My depression is deep. But my mask is held on with strong glue.

Written on 09/03/2021 12:00 am

Contribution by Mike T

So, we started 2020 with the massive issue that is Brexit. This affected us all as at points during the year we were left thinking what exactly will be the changes – for me, businesses not being able to plan their training budget had a direct effect. As I am a Mental Health Trainer.

Then Covid hit, and businesses and communities were given an immediate knock, a heavy one. The Government spent more time talking about how “British common sense” was going to get us through quicker than any other country in the world. But that did not turn out to be quite so true. So training took a back seat as businesses struggled to re-arrange their business to be Covid-safe.

And then we started seeing the images of the NHS people that had lost their lives trying to save our lives. And those faces were hugely disproportionality black. Everybody had to acknowledge this truth, but the investigations into why this was happening were laughable. First the Government said that racism was not the cause. Then it said there were many factors involved, and that filibustering continues to this day. And so we were damaged, again. All black people were. Our mental health took a battering. And still I had next to no work as a Mental Health Trainer.

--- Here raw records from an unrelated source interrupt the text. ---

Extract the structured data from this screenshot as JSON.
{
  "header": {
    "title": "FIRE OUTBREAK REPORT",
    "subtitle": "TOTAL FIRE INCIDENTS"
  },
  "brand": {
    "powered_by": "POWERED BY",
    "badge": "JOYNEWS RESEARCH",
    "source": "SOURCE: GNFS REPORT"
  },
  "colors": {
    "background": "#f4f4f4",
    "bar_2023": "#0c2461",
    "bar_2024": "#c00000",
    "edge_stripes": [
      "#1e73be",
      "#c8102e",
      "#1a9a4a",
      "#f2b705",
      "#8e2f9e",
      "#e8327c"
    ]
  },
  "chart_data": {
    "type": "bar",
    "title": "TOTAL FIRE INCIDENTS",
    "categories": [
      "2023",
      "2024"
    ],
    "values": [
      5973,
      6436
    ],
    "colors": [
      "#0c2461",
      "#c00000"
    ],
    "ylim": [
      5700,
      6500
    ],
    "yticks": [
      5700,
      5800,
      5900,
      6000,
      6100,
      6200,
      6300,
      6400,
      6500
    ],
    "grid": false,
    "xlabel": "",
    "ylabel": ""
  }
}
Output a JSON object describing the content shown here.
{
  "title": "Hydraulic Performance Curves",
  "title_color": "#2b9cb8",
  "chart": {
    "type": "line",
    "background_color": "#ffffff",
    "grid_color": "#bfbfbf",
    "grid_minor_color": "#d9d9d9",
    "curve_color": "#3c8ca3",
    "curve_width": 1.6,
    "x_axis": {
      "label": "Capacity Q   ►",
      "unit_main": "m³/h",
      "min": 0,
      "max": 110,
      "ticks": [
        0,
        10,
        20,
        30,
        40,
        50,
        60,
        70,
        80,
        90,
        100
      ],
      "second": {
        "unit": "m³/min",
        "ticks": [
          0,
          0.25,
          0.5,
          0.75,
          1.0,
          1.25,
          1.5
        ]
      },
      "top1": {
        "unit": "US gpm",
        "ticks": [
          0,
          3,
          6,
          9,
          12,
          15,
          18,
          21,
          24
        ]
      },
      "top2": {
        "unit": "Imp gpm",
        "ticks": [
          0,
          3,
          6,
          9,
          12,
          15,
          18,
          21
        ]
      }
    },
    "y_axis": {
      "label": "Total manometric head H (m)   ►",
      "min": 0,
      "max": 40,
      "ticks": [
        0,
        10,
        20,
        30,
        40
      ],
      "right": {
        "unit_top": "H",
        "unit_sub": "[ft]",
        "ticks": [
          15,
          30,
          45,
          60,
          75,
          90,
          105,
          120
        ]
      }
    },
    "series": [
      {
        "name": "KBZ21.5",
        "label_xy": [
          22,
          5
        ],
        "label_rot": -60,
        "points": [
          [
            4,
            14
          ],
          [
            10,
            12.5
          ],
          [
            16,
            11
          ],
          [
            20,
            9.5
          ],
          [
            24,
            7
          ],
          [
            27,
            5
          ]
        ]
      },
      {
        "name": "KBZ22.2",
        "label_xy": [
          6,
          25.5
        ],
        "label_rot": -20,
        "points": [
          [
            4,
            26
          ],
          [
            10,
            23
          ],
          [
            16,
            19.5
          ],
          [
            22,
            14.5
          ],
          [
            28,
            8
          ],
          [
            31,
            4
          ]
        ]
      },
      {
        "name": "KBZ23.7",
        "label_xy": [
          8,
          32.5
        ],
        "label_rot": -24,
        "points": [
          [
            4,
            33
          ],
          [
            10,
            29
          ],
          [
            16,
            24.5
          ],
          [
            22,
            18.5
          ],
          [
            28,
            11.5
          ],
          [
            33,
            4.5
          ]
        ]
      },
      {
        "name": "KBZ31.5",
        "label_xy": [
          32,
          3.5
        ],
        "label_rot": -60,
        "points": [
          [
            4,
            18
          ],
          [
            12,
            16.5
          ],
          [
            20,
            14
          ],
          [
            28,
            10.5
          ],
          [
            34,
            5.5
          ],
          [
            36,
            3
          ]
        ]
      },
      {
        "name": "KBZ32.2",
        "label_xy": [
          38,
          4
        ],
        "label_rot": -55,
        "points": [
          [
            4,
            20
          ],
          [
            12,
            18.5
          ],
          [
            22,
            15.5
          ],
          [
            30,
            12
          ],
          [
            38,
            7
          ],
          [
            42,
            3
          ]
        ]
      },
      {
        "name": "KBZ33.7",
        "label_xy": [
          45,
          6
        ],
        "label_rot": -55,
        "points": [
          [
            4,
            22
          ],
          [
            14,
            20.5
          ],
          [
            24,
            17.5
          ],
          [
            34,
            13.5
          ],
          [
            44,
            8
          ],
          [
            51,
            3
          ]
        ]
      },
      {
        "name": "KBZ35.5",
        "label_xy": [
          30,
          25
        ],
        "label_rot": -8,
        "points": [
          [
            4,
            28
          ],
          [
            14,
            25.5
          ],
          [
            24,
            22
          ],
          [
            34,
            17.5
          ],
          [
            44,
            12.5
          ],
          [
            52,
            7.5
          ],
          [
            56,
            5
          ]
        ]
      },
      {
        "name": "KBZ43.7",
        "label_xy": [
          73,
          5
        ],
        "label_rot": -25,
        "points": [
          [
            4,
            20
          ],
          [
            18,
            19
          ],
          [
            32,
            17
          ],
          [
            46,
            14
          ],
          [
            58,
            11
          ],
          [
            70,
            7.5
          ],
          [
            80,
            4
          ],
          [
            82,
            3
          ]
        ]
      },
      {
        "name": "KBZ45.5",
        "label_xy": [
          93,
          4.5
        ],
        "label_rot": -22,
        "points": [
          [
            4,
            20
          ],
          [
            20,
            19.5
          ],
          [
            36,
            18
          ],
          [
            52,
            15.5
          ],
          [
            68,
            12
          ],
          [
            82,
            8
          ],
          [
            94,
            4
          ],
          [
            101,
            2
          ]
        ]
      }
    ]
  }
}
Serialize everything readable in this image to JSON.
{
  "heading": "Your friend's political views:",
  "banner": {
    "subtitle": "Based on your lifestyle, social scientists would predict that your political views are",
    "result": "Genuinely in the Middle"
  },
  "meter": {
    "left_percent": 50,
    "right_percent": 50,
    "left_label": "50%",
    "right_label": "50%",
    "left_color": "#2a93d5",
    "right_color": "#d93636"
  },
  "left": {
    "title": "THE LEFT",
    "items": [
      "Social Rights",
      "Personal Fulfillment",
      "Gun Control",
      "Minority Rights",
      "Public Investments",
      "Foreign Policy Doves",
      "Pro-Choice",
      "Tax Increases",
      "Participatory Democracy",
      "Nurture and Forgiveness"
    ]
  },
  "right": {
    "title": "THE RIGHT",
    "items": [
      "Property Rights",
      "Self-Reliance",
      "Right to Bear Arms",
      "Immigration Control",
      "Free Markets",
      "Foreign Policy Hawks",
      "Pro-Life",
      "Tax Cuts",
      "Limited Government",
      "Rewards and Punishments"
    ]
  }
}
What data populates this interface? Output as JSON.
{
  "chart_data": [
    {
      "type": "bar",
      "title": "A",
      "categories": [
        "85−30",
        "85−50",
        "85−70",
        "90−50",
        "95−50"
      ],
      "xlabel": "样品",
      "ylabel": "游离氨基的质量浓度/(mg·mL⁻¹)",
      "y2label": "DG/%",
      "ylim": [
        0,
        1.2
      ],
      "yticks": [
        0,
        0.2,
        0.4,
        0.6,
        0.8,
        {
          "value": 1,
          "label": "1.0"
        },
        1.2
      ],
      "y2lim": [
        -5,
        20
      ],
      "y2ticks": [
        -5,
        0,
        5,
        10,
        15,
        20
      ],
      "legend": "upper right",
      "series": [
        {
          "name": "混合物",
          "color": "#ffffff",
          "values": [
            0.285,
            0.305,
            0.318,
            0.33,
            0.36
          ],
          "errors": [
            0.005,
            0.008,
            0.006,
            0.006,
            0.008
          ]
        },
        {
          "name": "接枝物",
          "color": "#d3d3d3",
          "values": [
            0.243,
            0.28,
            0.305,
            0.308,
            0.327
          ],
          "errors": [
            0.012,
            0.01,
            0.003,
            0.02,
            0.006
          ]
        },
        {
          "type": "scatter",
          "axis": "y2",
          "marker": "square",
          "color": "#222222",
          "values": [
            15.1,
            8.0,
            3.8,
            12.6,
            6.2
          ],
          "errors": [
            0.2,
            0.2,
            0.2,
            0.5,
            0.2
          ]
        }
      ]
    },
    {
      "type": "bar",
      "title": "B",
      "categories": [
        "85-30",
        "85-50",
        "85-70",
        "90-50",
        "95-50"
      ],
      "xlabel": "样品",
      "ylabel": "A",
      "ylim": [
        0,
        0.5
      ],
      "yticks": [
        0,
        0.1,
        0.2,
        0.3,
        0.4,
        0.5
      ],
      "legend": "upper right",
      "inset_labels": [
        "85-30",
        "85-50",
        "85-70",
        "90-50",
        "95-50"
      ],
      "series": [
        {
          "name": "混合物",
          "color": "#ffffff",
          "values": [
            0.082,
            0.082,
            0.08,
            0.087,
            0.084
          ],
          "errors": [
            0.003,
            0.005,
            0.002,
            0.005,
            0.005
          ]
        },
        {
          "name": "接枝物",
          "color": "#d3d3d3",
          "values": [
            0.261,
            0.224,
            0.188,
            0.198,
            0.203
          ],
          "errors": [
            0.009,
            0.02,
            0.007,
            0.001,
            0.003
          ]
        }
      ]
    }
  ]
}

And then came the police murder of Breonna Taylor, and Daniel Prude, and George Floyd. And black people everywhere were suffering a trauma as they saw their own sons, brothers, husbands, nephews laying on the floor, saying ‘I can’t breathe’ as a murderer in a uniform could take away his life. And then came the police killing of Rayshard Brooks, and we all felt completely helpless. We attended Black Lives Matter protests – even though we were criticised for doing so. I was not able to convince my white friends that I had to go, even during Covid, and so friendships were lost, never to return. We knew society would refuse to change, unless it was forced to do so. We heard all the nice sounding statements from white-majority society leaders. There was some sort of glimmer of hope that at least we were actually doing something about racism, and some white allies were there with us.

For a while, organisations were asking me to help them with getting their statements out there, and develop an action plan to help them get better. But they never paid me for it. If I had been a white diversity consultant they would have asked me how much I needed to perform this work. But because I’m black I’m seen as an expendable member of their organisation, useful for now, to help them now, but never to be seriously considered as a future leader of their organisation. And I did help for free, because I’m a generous person. To fund the lack of training courses being requested by everything happening in Covid, I started doing gardening and other odd jobs. Eventually I started working in a private care home. A location where verbal threats and actual assault is a daily experience. And where the staff were 80% black, but all the residents were white. The residents were happy to play into this racial imbalance by just dropping things on the floor for staff to have to keep bending down and picking up. But their actions are excused as being completely down to their mental health issues. So – keep bending down to your knee, Mike, even at work.

Then some organisations started to realise that they should help out their black staff, a bit. So they developed some programmes which on the surface looked good. Except if you took advantage of these, and when invited to comment told the organisers what you really felt, you were asked to resign from the programme. With statements such as ‘we have a robust quality control of the way our participants should behave – your behaviour was considered unsupporting to what the instructor was trying to achieve’. So I was dismissed from some of these programmes, and replaced by more “malleable” people in others. All at the direction, of course, of white programme managers (who most certainly would have had some sort of unconscious bias training).

And so how did the year end and 2021 start? Well, for me, mental health training never picked up. Lockdowns put paid to that. The Government has yet to determine the factors that cause disproportionate deaths of people due to their ethnicity. Organisations that remain white-led and white-majority are still struggling to make any headway in diversity, finding out that any sort of change will be resisted by those currently staffing them.

And the future? Well I keep working hard at odd jobs, part-time jobs, and the very occasional mental health training opportunity to pay the bills. It is one day at a time. But I cannot tell you how my mental health is, because I’m a trainer in the area and have to keep that under wraps or I’ll lose even that as an income stream.

I’ll stop now, as it is exhausting having to relive these things. Even though I am reminded of them every, single, day. And my depression is deep. But my mask is held on with strong glue.

Because I cannot let my children see me damaged or broken, as they have all this to go through one day by themselves.